In its 66-page report commissioned by the Beaver Creek Watershed Association through proceeds from a grant from the Chesapeake Bay Foundation, the center scores Beaver Creek on characteristics such as nitrate levels, biological diversity and buffer quality. Scores on those indicators generally ranged from poor to fair or good.

According to Gordon, streams in the state all have suffered some degree of pollution. Residents worried about the quality of their well water can buy kits to test their water at the Division of Environmental Health at 13332 Pennsylvania Ave., Gordon said.

Though the recent study identified aspects of areas of the stream that are in poor condition, Maryland Department of Natural Resources watershed forester Emilie Cooper said Friday the stream's trout population is coming back.

"Overall, I would say the watershed is in good condition, and I think the assessment pointed that out," Cooper said. She acknowledged the watershed has problems that lead to concerns downstream.

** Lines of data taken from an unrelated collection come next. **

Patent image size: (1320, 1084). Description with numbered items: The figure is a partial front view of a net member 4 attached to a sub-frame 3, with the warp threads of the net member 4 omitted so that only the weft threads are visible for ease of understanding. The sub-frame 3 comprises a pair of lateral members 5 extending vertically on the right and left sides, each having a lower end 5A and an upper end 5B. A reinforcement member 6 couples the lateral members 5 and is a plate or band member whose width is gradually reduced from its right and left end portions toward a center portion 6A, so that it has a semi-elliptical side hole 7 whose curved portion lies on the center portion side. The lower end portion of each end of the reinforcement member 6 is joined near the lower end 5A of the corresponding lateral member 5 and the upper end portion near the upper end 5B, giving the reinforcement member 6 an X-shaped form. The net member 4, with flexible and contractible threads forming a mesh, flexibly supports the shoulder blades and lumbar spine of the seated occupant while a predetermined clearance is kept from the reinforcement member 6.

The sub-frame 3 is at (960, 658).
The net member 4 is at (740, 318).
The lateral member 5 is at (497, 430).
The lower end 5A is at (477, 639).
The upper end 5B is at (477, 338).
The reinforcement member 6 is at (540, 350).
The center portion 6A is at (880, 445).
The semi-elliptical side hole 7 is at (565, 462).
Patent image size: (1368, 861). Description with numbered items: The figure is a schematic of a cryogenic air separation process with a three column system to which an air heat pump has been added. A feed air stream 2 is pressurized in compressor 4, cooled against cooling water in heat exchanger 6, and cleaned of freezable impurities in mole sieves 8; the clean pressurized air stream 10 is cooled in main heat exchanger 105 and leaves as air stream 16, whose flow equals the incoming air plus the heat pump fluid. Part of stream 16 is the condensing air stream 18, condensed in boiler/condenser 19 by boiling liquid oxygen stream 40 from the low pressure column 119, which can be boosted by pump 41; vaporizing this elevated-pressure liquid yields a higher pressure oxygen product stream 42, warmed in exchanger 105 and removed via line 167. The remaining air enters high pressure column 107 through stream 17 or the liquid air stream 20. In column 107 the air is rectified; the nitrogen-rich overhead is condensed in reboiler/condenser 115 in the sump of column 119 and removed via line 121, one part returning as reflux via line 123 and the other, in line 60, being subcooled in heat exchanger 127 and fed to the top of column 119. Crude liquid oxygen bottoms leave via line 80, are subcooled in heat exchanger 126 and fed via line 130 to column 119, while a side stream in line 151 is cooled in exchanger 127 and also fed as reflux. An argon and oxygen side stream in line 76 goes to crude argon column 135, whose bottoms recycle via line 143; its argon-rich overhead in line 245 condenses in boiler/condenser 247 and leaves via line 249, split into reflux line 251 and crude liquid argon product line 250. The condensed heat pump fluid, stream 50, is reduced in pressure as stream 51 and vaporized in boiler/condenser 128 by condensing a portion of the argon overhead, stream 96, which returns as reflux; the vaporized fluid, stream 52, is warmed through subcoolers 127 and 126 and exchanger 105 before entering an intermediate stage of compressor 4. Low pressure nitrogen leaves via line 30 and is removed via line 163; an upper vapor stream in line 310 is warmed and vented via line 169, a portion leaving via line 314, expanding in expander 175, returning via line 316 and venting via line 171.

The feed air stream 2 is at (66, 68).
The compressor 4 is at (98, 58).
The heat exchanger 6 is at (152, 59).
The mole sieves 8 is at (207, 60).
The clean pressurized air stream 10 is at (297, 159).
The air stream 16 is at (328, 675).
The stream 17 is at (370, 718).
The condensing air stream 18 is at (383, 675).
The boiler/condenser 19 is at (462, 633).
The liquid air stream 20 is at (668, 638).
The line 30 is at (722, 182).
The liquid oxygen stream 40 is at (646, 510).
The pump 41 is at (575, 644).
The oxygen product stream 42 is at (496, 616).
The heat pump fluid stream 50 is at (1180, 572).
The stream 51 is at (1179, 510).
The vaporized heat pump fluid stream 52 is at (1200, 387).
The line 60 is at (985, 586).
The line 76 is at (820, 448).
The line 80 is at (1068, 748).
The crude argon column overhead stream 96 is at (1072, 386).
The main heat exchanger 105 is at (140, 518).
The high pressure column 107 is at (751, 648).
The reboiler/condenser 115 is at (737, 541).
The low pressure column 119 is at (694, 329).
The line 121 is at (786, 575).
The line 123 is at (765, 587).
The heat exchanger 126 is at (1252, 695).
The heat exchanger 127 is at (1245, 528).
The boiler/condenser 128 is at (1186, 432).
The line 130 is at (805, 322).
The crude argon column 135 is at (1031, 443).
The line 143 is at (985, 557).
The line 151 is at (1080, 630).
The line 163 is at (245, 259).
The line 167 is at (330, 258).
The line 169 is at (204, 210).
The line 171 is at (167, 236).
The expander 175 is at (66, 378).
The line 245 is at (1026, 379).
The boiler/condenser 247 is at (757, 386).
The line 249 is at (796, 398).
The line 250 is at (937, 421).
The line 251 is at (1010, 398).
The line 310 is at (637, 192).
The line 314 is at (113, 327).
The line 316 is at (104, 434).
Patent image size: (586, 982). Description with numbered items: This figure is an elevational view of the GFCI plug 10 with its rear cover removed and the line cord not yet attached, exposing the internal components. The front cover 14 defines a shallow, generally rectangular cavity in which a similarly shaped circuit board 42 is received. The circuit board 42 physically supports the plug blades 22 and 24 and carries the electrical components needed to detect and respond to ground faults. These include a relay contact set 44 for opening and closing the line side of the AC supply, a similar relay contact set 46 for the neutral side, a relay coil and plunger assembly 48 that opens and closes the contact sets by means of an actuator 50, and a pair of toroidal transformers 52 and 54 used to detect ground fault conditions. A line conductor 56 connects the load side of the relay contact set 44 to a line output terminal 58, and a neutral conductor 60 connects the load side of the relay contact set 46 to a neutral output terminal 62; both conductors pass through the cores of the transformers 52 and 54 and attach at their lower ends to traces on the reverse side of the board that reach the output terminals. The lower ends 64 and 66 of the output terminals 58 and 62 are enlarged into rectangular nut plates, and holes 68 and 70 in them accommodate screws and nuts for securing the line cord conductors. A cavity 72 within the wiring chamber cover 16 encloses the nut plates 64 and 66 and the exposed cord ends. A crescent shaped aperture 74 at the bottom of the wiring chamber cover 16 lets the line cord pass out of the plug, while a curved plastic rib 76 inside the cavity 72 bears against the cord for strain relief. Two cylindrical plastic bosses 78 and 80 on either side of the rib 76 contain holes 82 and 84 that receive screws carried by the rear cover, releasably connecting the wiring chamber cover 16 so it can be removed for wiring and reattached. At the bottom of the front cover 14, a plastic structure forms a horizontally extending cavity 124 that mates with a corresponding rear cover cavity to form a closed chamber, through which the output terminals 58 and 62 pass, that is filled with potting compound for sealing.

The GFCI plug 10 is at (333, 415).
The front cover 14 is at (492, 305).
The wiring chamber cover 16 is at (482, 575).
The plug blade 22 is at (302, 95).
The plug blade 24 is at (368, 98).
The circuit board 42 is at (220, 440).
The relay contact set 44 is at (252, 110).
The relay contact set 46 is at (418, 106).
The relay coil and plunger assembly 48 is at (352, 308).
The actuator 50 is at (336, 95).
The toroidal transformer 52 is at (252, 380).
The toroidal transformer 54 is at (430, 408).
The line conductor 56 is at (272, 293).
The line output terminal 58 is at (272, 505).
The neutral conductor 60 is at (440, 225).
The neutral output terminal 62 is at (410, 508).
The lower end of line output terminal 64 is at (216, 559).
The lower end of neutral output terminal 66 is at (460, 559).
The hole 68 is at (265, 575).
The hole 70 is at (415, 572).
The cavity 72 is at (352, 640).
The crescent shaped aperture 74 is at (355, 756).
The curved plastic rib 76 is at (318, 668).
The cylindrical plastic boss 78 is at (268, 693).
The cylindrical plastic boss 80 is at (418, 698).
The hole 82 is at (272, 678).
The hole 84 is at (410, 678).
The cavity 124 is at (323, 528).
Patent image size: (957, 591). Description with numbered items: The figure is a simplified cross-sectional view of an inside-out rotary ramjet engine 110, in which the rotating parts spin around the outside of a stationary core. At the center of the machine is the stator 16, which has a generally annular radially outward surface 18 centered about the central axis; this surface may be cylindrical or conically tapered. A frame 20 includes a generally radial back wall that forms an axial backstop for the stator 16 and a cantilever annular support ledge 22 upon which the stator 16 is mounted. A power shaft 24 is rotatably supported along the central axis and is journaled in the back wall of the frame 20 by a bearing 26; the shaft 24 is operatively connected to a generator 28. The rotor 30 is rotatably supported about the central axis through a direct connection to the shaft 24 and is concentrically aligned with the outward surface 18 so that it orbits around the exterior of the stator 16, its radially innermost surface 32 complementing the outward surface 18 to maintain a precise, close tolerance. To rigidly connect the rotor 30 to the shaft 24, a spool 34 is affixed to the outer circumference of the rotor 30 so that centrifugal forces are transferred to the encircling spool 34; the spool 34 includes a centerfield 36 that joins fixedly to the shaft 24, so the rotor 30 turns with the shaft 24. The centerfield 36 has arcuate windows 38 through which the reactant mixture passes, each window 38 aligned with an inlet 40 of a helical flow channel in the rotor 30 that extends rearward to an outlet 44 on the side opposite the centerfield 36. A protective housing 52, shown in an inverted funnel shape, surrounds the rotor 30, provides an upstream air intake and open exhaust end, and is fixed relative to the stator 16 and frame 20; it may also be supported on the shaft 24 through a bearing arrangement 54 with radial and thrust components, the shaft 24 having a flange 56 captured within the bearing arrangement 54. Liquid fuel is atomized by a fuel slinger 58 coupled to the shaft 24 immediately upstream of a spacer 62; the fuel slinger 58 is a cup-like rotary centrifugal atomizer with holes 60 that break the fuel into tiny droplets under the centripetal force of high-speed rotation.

Among the report's recommendations are planting trees, fencing out cattle, removing non-native species of plants and educating homeowners about ways they can protect the stream.

Dr. Michael Saylor, president of Beaver Creek Watershed Association, which paid for the study, said the group has worked with farmers and homeowners to reforest sections of the stream.

"I guess our main goal is to try to raise public consciousness about the importance of the quality of the water, especially since so many people in this county draw their water from wells," Saylor said.